We urge the SACP to join the task team in which COSATU and the ANC are trying to amend the bills currently before parliament to find ways to put an end to labour brokering. Comrade Chris's vanguard party of the working class cannot stand on the sidelines when such a crucial struggle for workers' rights is being waged

Chris Hani would surely have been at the front of the campaign against corruption, challenging the notion that public office is a route to personal wealth by stealing public resources.

He was not unfamiliar with the problem. When still in exile he co-authored the "Hani memorandum", which bemoaned the lack of accountability of the ANC leadership, draconian discipline, nepotism and corruption, for which he was detained by his own movement.

He was aware of allegations of ANC leaders materially benefiting from the struggle against apartheid by receiving large sums of money from international donors and agencies or by running private business whilst in exile.

Of particular relevance today, he stood firm against the gathering tide of opportunism and careerism.
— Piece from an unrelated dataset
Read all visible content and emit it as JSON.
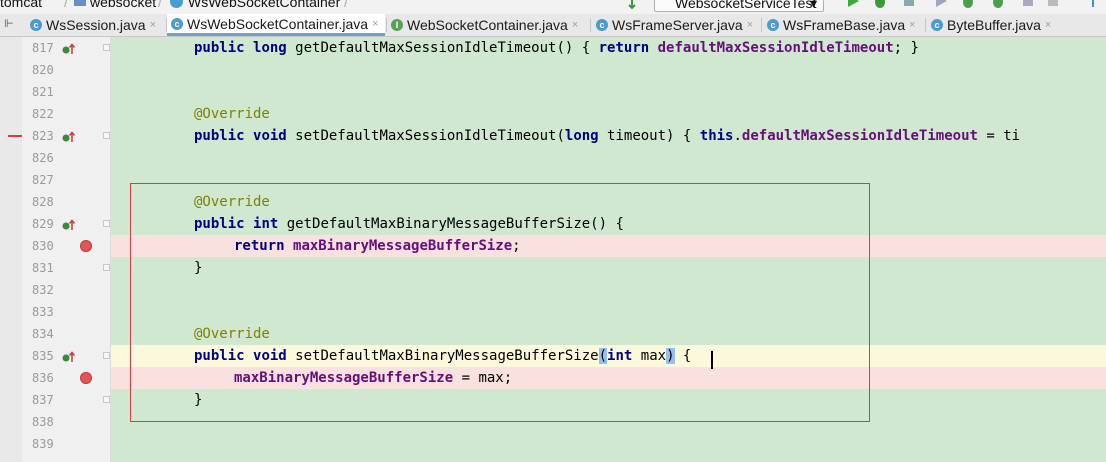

When many exiled returnees were buying suits, expecting to be appointed as ministers, Chris Hani agreed to be elected General Secretary of the SACP, which was certainly not a cushy job.

Reacting to the shock of others at his decision to accept this position instead of angling to be a Minister, he said: "The perks of a new government are not really appealing to me. Everybody would like to have a good job, a good salary... The real problems of the country are not whether one is in Cabinet ...but what we do for social upliftment of the working masses of our country."

Comrade Chris would have been the first to lament the tendency for the politics of principle to be replaced by a politics based on narrow personal ambition and accumulation, creating a poisoned atmosphere of divisions and fast-forming cliques and cabals, pigeonholing of unsuspecting individuals, innuendos, gossip, backstabbing, and character assassination, political and even physical assassinations.

Some comrades are looking to beef up their personal security, not for fear of being assassinated like Chris by the right wing, but because of the seeds of mistrust that are now blossoming amongst us as comrades.

We can be certain that these tendencies will become even more pronounced in the run up to the ANC's 53rd National Conference in Mangaung, where Comrade Chris's presence could have been so valuable.

Being a staunch believer in the dictum that the masses are the makers of history, Chris Hani would warn that without mass power, we must all forget about liberating ourselves from the shackles of capitalism. As he said:

"Socialism is not about big concepts and heavy theory. Socialism is about decent shelter for those who are homeless. It is about water for those who have no safe drinking water. It is about health care, it is about a life of dignity for the old. It is about overcoming the huge divide between urban and rural areas. It is about a decent education for all our people. Socialism is about rolling back the tyranny of the market. As long as the economy is dominated by an unelected, privileged few, the case for socialism will exist."

We won't let Comrade Chris Hani die; he lives on within each one of us!